Паше Белавину как деду вроде как соскакивать не положено, но сегодня как раз таки ротный и остался в казарме ответственным офицером. Поэтому, как ни хотелось поваляться еще с полчасика, а подниматься пришлось вместе со всеми. Ну а дальше - все по распорядку. Пробежка по плацу, для согрева, умывание, завтрак и утренний развод. Погодка стояла с утра и впрямь мерзопакостная, и снежок сыпал, от одного вида которого мурашки по коже бежали. И не в одной солдатской стриженой голове мелькнула злая мыслишка: "И какой же дундук, прости Господи, придумал в Оренбуржье на летнюю форму аж пятнадцатого апреля переходить?" И впрямь погоды еще не летние стоят. Разогреет не раньше, чем к полудню, а до того времени трястись, и трястись в легком хэбэ и пилотке. Пока на зону, пока зеков в машины погрузят, да ехать до выездного объекта с час в холодных машинах. И только в карулке можно расслабиться и чайку горячего выпить. Да и то только избранным. Первой смене - сразу на вышки. Словом, тоска...

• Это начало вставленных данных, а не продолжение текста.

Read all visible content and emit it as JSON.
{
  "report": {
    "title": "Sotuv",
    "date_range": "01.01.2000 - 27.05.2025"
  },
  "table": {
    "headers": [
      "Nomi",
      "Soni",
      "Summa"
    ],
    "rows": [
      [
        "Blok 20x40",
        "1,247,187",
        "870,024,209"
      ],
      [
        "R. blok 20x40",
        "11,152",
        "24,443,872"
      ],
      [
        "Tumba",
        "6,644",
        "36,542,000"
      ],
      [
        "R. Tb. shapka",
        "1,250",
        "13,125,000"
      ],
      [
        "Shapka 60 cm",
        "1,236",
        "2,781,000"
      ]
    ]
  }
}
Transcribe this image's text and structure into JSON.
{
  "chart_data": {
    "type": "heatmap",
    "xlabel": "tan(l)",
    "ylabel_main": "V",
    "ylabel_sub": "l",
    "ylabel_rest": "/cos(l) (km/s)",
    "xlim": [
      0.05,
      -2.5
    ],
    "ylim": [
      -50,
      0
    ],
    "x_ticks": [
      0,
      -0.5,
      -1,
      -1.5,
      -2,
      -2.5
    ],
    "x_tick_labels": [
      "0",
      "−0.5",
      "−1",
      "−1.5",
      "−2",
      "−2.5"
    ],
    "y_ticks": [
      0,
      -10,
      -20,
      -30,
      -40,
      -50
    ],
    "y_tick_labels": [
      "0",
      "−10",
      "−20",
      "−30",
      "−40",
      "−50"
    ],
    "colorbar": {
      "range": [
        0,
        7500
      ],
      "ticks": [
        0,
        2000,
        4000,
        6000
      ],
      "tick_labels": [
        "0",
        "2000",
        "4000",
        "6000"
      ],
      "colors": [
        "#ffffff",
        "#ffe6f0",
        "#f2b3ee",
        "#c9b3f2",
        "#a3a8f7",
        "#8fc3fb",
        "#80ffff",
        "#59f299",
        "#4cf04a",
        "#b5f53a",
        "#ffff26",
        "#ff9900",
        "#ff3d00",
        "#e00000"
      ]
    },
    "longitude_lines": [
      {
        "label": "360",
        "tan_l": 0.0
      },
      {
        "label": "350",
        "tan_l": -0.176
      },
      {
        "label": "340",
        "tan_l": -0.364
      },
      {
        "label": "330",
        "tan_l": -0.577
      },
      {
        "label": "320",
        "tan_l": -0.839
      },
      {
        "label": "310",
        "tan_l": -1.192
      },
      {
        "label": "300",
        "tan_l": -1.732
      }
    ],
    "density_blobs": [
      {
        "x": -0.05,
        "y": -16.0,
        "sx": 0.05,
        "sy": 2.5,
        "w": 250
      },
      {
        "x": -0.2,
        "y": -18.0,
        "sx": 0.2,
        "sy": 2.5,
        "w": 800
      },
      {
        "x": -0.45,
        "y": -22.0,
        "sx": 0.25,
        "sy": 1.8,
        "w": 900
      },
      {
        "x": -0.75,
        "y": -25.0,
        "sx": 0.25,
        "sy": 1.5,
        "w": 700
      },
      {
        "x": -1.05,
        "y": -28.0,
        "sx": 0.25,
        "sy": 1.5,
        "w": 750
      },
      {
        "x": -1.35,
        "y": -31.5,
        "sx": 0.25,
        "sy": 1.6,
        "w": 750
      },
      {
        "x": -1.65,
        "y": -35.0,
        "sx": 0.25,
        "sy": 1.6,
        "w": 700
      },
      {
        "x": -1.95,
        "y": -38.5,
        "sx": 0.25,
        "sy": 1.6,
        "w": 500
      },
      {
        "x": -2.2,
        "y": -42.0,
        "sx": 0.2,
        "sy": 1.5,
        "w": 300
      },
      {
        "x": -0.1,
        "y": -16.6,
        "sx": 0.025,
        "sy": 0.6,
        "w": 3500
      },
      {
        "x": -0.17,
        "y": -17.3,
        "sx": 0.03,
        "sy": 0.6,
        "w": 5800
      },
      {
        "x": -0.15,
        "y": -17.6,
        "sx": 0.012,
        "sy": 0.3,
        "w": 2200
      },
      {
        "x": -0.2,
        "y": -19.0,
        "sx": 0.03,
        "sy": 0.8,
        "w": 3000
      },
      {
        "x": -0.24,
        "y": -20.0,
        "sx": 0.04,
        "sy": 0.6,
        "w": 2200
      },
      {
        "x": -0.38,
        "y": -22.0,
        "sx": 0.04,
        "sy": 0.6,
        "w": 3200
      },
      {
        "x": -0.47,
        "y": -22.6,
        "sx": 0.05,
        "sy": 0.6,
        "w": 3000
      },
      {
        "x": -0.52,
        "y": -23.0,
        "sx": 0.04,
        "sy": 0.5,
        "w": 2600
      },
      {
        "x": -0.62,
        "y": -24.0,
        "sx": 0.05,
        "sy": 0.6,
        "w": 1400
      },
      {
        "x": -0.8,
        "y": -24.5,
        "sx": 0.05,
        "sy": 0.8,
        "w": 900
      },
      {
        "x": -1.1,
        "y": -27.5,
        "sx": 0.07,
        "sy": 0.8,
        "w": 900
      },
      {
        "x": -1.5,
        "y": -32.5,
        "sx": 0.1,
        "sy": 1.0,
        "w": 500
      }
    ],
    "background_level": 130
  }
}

Хотя нынче все не так уж и плохо складывалось. С вечера Паша сунул дежурному по роте Валере Коптеву пачку сигарет, и тот с легким сердцем записал его в караул Остапчука. А это - строящийся ПТУ. Объект самый ближний к зоне, наиболее оборудованный в смысле охраны и быта, и потому проверяющие туда приезжали не часто. Да и Остапчук мужик нормальный, особо в карауле никого не гоняет. Другие тоже не звери, но хитрый хохол умеет со всеми найти общий язык, и службу у него несут исправно все, так что подстегивать никого не приходится. Да, собственно, и риск побега на выездных не велик, это не зона. На строительство вывозят, как правило, тех зеков, кому сидеть год-два осталось. Таким бежать смысла нет, только срок себе накручивать. Если уж только переклинит у кого в голове, воли захочется - хоть плачь, тогда рвут на пролом. Но такой случай в последний раз произошел в вэвэшном полку аж в пятьдесят восьмом году.
Словом, день обещался быть не самым плохим за всю службу. Тем более что на вышке Паше уже не стоять. За полтора года дослужился до ефрейтора, и часовой КПП в карауле,- теперь его привычный пост. Да и до дембеля осталось (мамочка родная!) всего то полтора месяца. Еще немного, и можно будет вспоминать как страшный сон и казарму, и баланду в солдатской столовой, и бесконечные стрельбища и марш броски...
Получив оружие, караулы привычно устроились на табуретах вдоль рядов кроватей, в ожидании построения и получения приказа. Ротный, длинноногий капитан Сираев, прозванный за свои ходули "Аистом", вышел из канцелярии, и дал команду на построение. Первым, конечно, караул ПТУ. Отсмотрев шеренгу круглыми немигающими глазами, Сираев зачитал ритуальный приказ:
- Караул "ПТУ". Начальник караула - прапорщик Остапчук. Контролер по надзору - прапорщик Ананьев. Помощник начальника караула - сержант Шавель. Второй, третий пост- ефрейтор Белавин...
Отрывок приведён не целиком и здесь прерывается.